政談445
【荻生徂徠『政談』】445
(承前) 御旗本で学識のある人がいた場合、その近所の儒者から若年寄あるいは御番頭(おばんがしら)へ報告させるようにすべき。但し、学識がない人をひいきして学徳があると報告する事例もあるだろうが、とかく学問技芸の事は専門家の申し出(推挙)を証拠にしなければ、どれぐらいの力量かを知ることはできない。学識ある人を選んで御役人にさせたならば、学問は盛んとなる。しかし、学識がなくとも知行高と家筋で御役人になれるものと世間の人々が認識している現状では、実力のある人を推挙してあとで面倒なことになるのを避ける傾向にある。

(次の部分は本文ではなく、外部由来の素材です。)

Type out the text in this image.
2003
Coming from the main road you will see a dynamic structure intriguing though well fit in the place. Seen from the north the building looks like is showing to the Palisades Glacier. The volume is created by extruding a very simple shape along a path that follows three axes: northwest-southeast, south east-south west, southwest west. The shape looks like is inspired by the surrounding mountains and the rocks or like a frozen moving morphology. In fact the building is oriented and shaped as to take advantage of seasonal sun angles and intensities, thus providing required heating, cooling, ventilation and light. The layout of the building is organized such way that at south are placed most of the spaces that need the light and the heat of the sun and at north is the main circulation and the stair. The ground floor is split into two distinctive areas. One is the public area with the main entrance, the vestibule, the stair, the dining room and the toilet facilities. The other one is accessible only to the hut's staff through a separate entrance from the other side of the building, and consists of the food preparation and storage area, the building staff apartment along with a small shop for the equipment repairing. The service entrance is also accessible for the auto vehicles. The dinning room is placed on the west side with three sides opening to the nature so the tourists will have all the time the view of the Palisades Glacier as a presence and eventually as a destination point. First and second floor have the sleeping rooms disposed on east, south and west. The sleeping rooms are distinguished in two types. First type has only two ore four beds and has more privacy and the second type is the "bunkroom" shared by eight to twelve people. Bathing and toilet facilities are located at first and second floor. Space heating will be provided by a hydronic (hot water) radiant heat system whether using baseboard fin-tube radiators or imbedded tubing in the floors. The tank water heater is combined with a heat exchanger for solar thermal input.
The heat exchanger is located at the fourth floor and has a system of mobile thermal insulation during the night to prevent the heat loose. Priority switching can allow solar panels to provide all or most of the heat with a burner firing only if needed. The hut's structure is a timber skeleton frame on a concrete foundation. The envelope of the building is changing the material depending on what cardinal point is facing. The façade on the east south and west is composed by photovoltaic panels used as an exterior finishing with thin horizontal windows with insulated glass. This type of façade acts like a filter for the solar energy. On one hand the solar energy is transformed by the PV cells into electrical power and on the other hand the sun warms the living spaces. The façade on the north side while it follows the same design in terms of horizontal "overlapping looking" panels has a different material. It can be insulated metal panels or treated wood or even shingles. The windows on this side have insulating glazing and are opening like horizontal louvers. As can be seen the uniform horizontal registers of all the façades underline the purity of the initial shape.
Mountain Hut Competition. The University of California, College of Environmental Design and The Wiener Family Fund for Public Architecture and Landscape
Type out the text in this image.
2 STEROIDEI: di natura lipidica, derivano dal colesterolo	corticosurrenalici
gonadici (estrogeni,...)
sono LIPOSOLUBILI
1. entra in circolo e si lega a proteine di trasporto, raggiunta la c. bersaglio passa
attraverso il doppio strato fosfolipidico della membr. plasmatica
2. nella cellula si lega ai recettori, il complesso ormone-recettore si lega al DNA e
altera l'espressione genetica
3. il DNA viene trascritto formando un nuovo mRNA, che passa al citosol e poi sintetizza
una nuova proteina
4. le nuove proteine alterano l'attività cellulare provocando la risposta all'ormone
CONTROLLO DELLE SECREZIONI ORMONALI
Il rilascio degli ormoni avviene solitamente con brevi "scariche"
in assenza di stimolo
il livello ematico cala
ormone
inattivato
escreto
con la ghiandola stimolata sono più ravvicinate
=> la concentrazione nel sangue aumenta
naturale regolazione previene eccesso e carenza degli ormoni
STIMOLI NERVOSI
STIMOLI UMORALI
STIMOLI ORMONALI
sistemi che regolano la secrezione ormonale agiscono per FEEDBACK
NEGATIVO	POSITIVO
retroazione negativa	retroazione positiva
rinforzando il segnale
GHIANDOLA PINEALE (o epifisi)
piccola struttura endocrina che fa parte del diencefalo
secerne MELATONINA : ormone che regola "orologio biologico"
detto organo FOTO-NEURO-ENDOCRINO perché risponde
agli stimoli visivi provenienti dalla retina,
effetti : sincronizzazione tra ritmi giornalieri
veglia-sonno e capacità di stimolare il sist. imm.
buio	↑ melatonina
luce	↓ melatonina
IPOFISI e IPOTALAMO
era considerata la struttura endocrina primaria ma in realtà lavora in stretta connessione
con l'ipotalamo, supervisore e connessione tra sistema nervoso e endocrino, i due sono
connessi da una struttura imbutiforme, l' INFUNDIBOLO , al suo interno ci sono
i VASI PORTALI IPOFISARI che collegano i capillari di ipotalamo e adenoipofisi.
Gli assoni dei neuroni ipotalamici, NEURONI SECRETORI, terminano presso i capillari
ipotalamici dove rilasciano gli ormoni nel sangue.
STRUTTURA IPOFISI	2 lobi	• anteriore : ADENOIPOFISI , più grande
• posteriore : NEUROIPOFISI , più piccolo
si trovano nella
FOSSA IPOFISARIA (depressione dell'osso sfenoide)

[解説]役人は学問教養がある者から採る。そのために現在も試験がある。学問は知識が広がり、思索を廻らして事象に対して考察し、最善の対処法を見出す智慧がつく。書物の中にそういったことが書かれており、読まなければ知ることもない。書物を読み学ぶことは、人の考え・意見に耳を傾けることである。もちろん、読書も狭い範囲では知識も教養もやせ細り、人格的に偏狭な人となる。儒者に命じて、近くで学識・学徳のある人がいればその人を推挙させ、もって公務員として採用すべきというのは、身分属性にこだわらず人材を登用すべきであるという徂徠の主張に完全に基づいている。門地門閥によって、学識も教養も良心さえもない者が自動的に世襲したり、誰でもいいから推挙したらそれが評価されるというのでは、底が抜けてしまうこと、現状を見ればよくわかる。